What Isaias is here very plainly saying is to our purpose, for he is speaking of those who were endeavouring by supernatural means to know things that were to come to pass. And therefore he says that God mingled in their midst the spirit of misunderstanding; not that God willed them, in fact, to have the spirit of error, or gave it to them, but that they desired to meddle with that to which by nature they could not attain. Angered by this, God allowed them to act foolishly, giving them no light as to that wherewith He desired not that they should concern themselves. And thus the Prophet says that God mingled that spirit in them, privatively. And in this sense God is the cause of such an evil -- that is to say, He is the privative cause, which consists in His withdrawal of His light and favour, to such a point that they must needs fall into error.
12. And in this way God gives leave to the devil to blind and deceive many, when their sins and audacities merit it; and this the devil can do and does successfully, and they give him credence and believe him to be a good spirit; to such a point that, although they may be quite persuaded that he is not so, they cannot undeceive themselves, since, by the permission of God, there has already been insinuated into them the spirit of misunderstanding, even as we read was the case with the prophets of King Achab, whom God permitted to be deceived by a lying spirit, giving the devil leave to deceive them, and saying: Decipies, et praevalebis; egredere, et fac ita.

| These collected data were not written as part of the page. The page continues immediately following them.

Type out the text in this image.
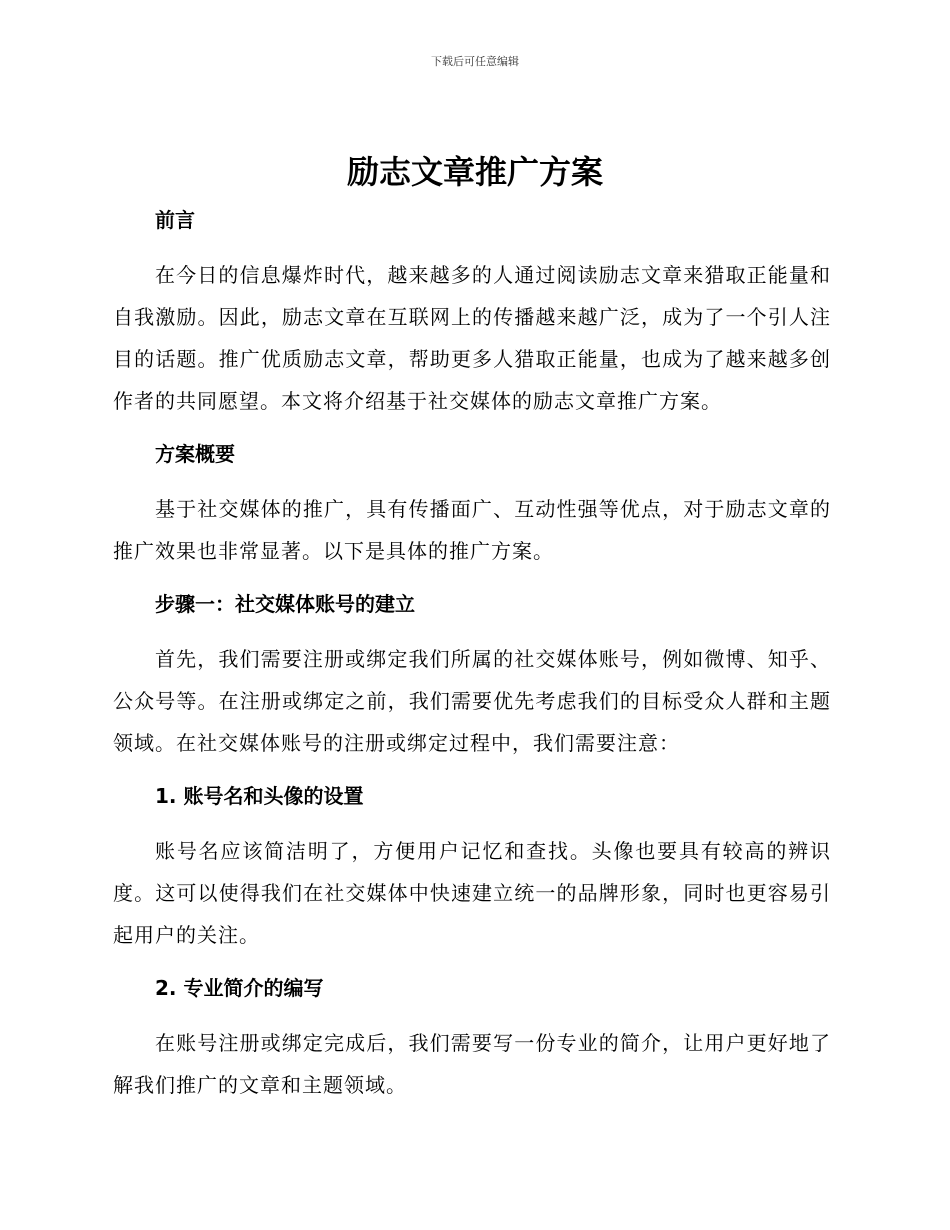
下载后可任意编辑
励志文章推广方案
前言

在今日的信息爆炸时代，越来越多的人通过阅读励志文章来猎取正能量和自我激励。因此，励志文章在互联网上的传播越来越广泛，成为了一个引人注目的话题。推广优质励志文章，帮助更多人猎取正能量，也成为了越来越多创作者的共同愿望。本文将介绍基于社交媒体的励志文章推广方案。

方案概要

基于社交媒体的推广，具有传播面广、互动性强等优点，对于励志文章的推广效果也非常显著。以下是具体的推广方案。

步骤一：社交媒体账号的建立

首先，我们需要注册或绑定我们所属的社交媒体账号，例如微博、知乎、公众号等。在注册或绑定之前，我们需要优先考虑我们的目标受众人群和主题领域。在社交媒体账号的注册或绑定过程中，我们需要注意：

1. 账号名和头像的设置

账号名应该简洁明了，方便用户记忆和查找。头像也要具有较高的辨识度。这可以使得我们在社交媒体中快速建立统一的品牌形象，同时也更容易引起用户的关注。

2. 专业简介的编写

在账号注册或绑定完成后，我们需要写一份专业的简介，让用户更好地了解我们推广的文章和主题领域。
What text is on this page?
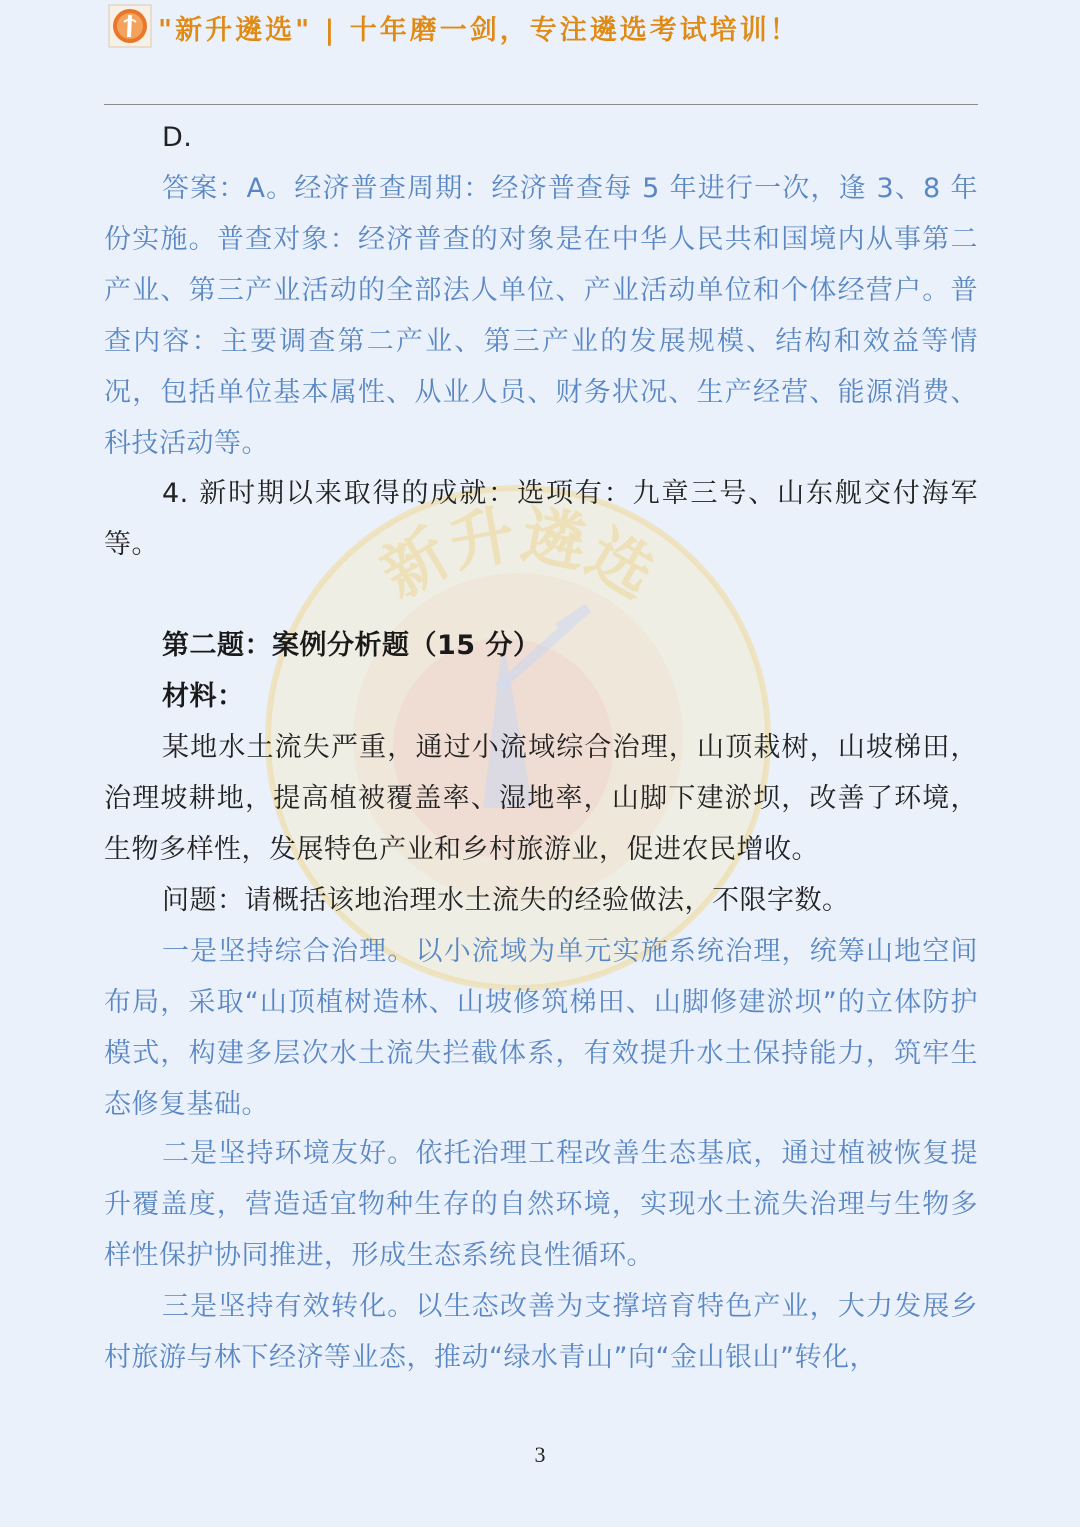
新升遴选
"新升遴选" | 十年磨一剑，专注遴选考试培训！

D.

答案：A。经济普查周期：经济普查每 5 年进行一次，逢 3、8 年份实施。普查对象：经济普查的对象是在中华人民共和国境内从事第二产业、第三产业活动的全部法人单位、产业活动单位和个体经营户。普查内容：主要调查第二产业、第三产业的发展规模、结构和效益等情况，包括单位基本属性、从业人员、财务状况、生产经营、能源消费、科技活动等。

4. 新时期以来取得的成就：选项有：九章三号、山东舰交付海军等。

第二题：案例分析题（15 分）

材料：

某地水土流失严重，通过小流域综合治理，山顶栽树，山坡梯田，治理坡耕地，提高植被覆盖率、湿地率，山脚下建淤坝，改善了环境，生物多样性，发展特色产业和乡村旅游业，促进农民增收。

问题：请概括该地治理水土流失的经验做法，不限字数。

一是坚持综合治理。以小流域为单元实施系统治理，统筹山地空间布局，采取“山顶植树造林、山坡修筑梯田、山脚修建淤坝”的立体防护模式，构建多层次水土流失拦截体系，有效提升水土保持能力，筑牢生态修复基础。

二是坚持环境友好。依托治理工程改善生态基底，通过植被恢复提升覆盖度，营造适宜物种生存的自然环境，实现水土流失治理与生物多样性保护协同推进，形成生态系统良性循环。

三是坚持有效转化。以生态改善为支撑培育特色产业，大力发展乡村旅游与林下经济等业态，推动“绿水青山”向“金山银山”转化，

3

Which signifies: Thou shalt prevail with thy falsehood, and shalt deceive them; go forth and do so.
And so well was he able to work upon the prophets and the King, in order to deceive them, that they would not believe the prophet Micheas, who prophesied the truth to them, saying the exact contrary of that which the others had prophesied, and this came to pass because God permitted them to be blinded, since their affections were attached to that which they desired to happen to them, and God answered them according to their desires and wishes; and this was a most certain preparation and means for their being blinded and deceived, which God allowed of set purpose.

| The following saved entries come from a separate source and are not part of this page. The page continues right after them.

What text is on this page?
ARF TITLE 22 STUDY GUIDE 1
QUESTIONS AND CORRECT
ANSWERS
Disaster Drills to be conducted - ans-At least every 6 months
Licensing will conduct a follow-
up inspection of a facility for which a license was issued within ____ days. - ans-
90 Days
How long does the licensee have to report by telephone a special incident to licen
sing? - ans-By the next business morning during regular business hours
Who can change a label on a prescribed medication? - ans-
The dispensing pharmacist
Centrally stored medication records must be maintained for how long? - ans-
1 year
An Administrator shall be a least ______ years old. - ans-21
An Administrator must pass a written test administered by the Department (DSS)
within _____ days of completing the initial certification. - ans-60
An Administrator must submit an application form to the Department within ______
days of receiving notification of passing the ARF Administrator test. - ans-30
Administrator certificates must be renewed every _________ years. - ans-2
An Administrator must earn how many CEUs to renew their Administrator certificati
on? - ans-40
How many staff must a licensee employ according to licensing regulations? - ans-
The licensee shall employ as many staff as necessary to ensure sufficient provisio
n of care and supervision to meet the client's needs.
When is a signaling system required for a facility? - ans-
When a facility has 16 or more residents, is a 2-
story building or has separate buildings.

13. Thus, too, did Ezechiel prophesy in the name of God. Speaking against those who began to desire to have knowledge direct from God, from motives of curiosity, according to the vanity of their spirit, he says: When such a man comes to the prophet to enquire of Me through him, I, the Lord, will answer him by Myself, and I will set my face in anger against that man; and, as to the prophet, when he has gone astray in that which was asked of him, Ego Dominus decepi prophetam illum. That is: I, the Lord, have deceived that prophet.
This is to be taken to mean, by not succouring him with His favour so that he might not be deceived; and this is His meaning when He says: I the Lord will answer him by Myself in anger -- that is, God will withdraw His grace and favour from that man. Hence necessarily follows deception by reason of his abandonment by God. And then comes the devil and makes answer according to the pleasure and desire of that man, who, being pleased thereat, since the answers and communications are according to his will, allows himself to be deceived greatly.

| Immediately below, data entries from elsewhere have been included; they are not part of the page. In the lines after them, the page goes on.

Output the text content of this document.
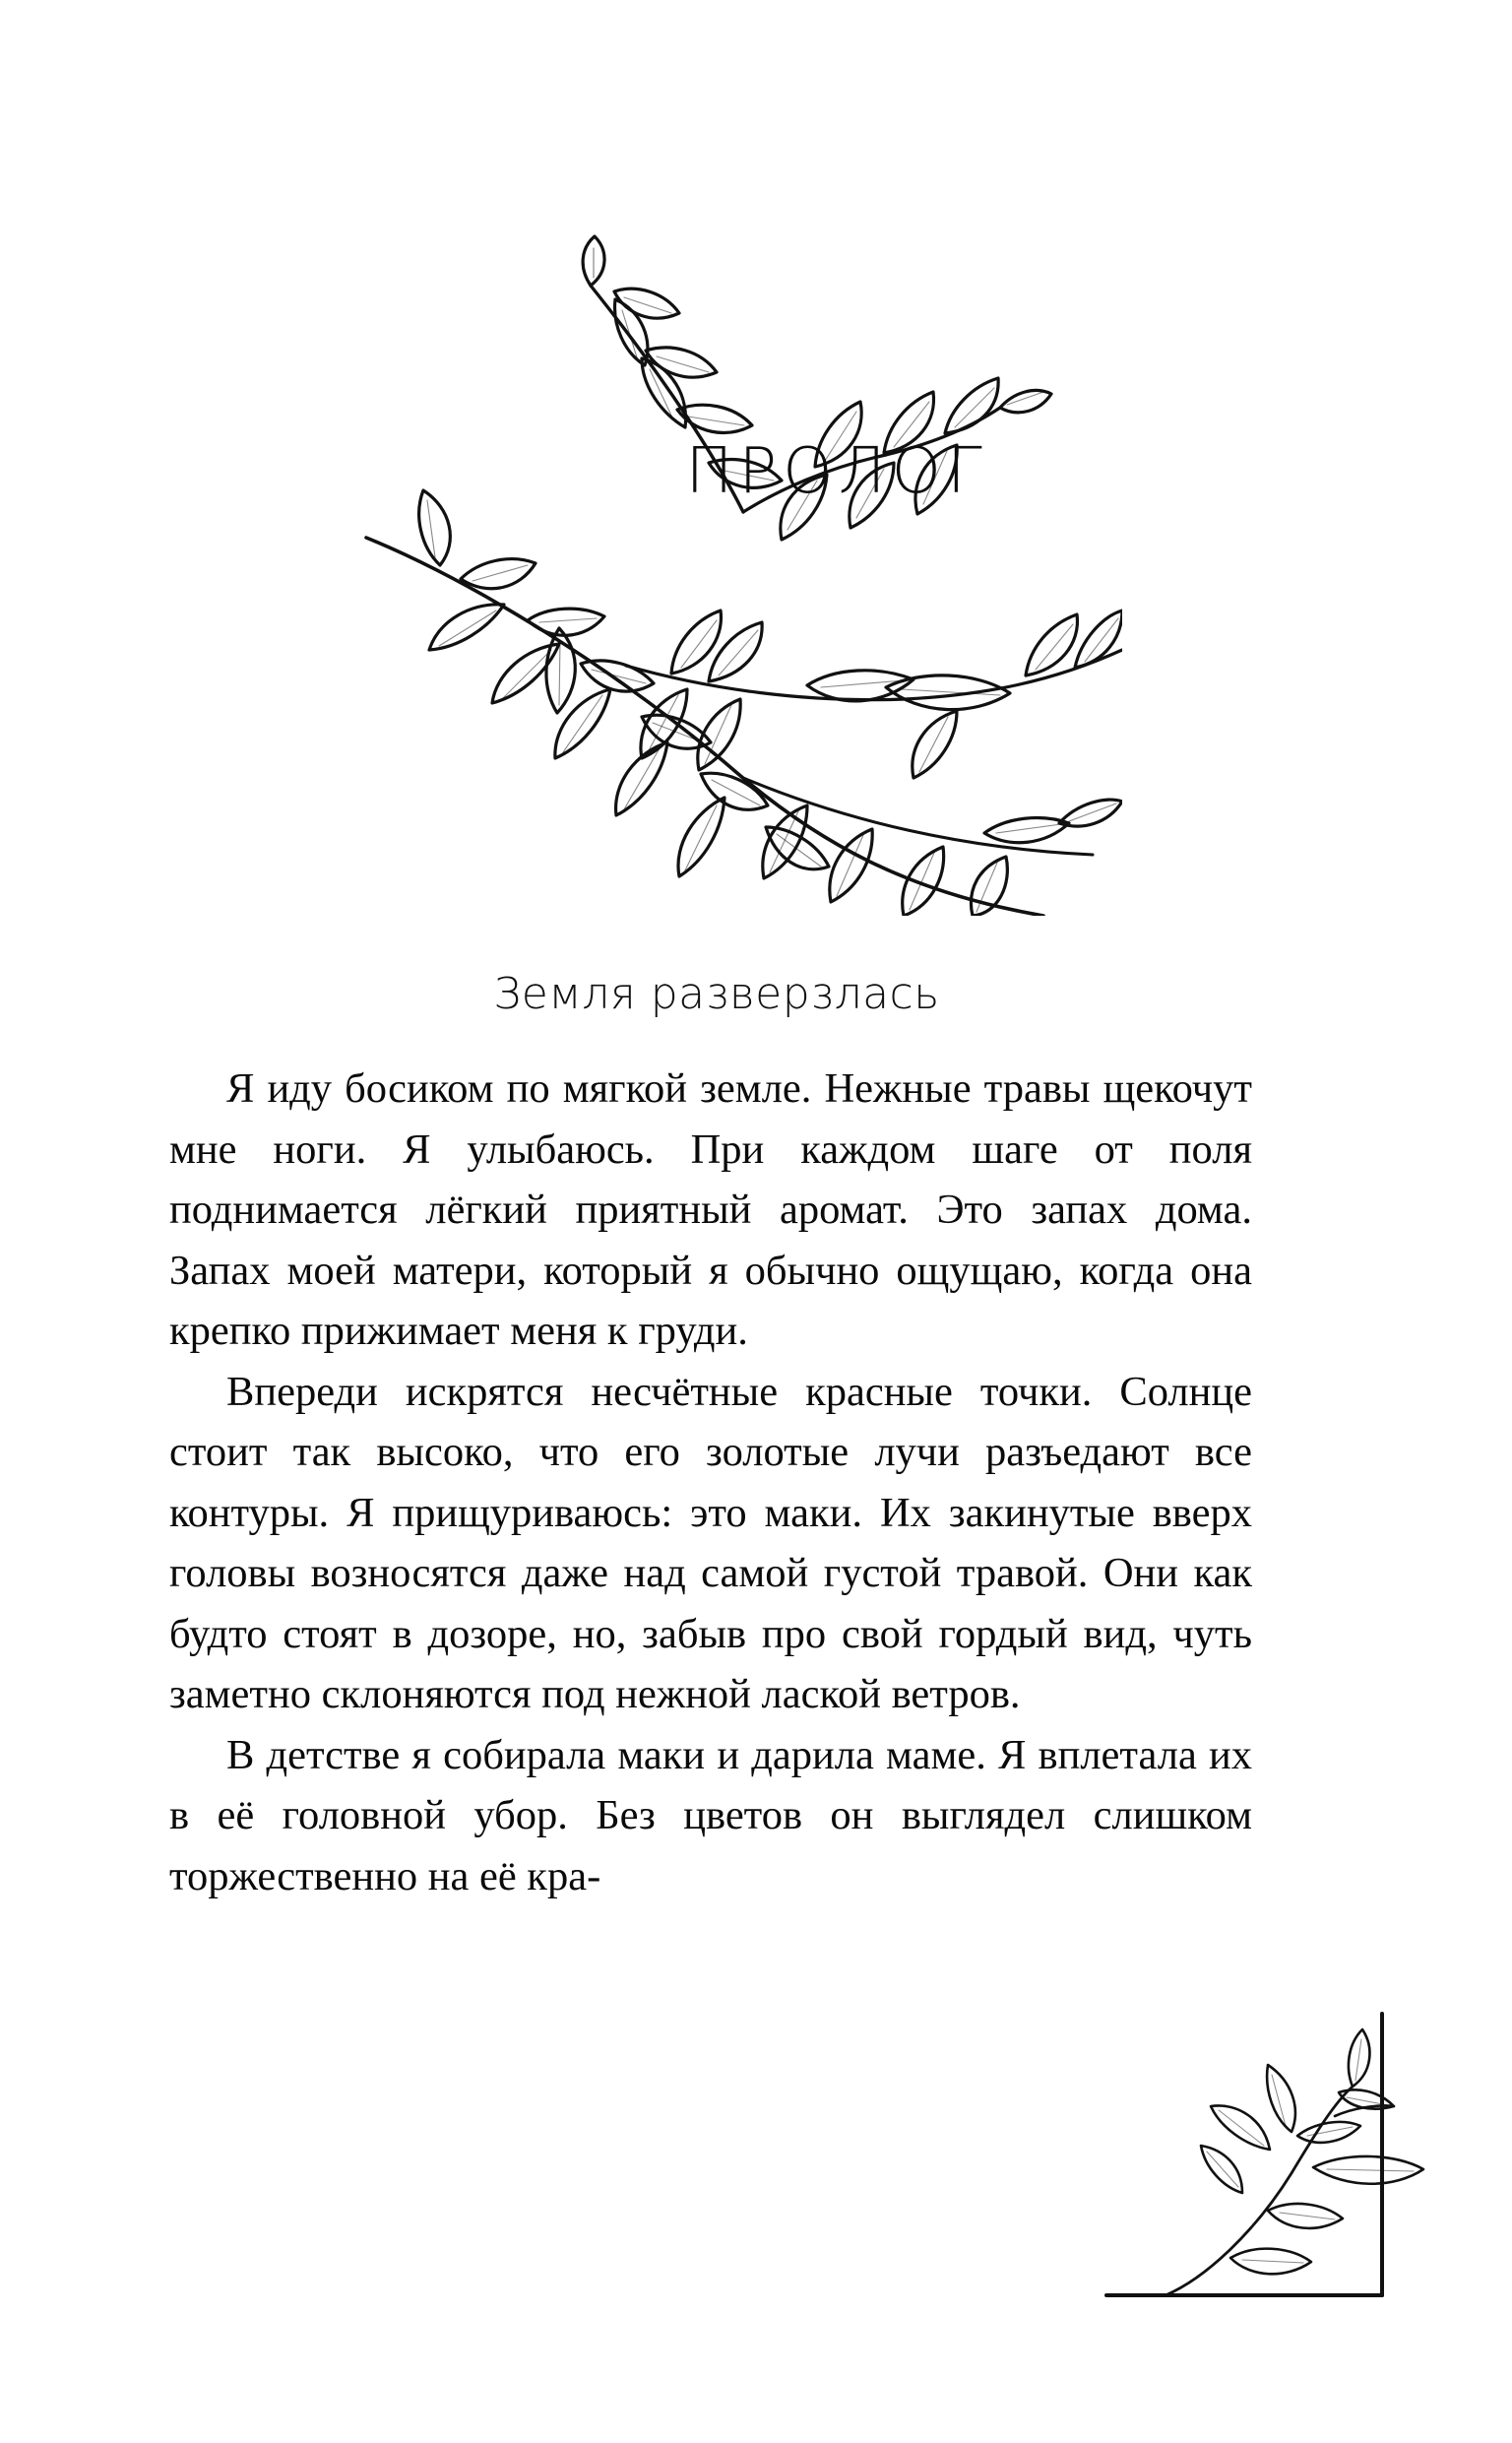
ПРОЛОГ
Земля разверзлась

Я иду босиком по мягкой земле. Нежные травы щекочут мне ноги. Я улыбаюсь. При каждом шаге от поля поднимается лёгкий приятный аромат. Это запах дома. Запах моей матери, который я обычно ощущаю, когда она крепко прижимает меня к груди.

Впереди искрятся несчётные красные точки. Солнце стоит так высоко, что его золотые лучи разъедают все контуры. Я прищуриваюсь: это маки. Их закинутые вверх головы возносятся даже над самой густой травой. Они как будто стоят в дозоре, но, забыв про свой гордый вид, чуть заметно склоняются под нежной лаской ветров.

В детстве я собирала маки и дарила маме. Я вплетала их в её головной убор. Без цветов он выглядел слишком торжественно на её кра-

14. It may appear that we have to some extent strayed from the purpose that we set down in the title of this chapter, which was to prove that, although God answers, He sometimes complains. But, if it be carefully considered, all that has been said goes to prove or intention; for it all shows that God desires not that we should wish for such visions, since He makes it possible for us to be deceived by them in so many ways.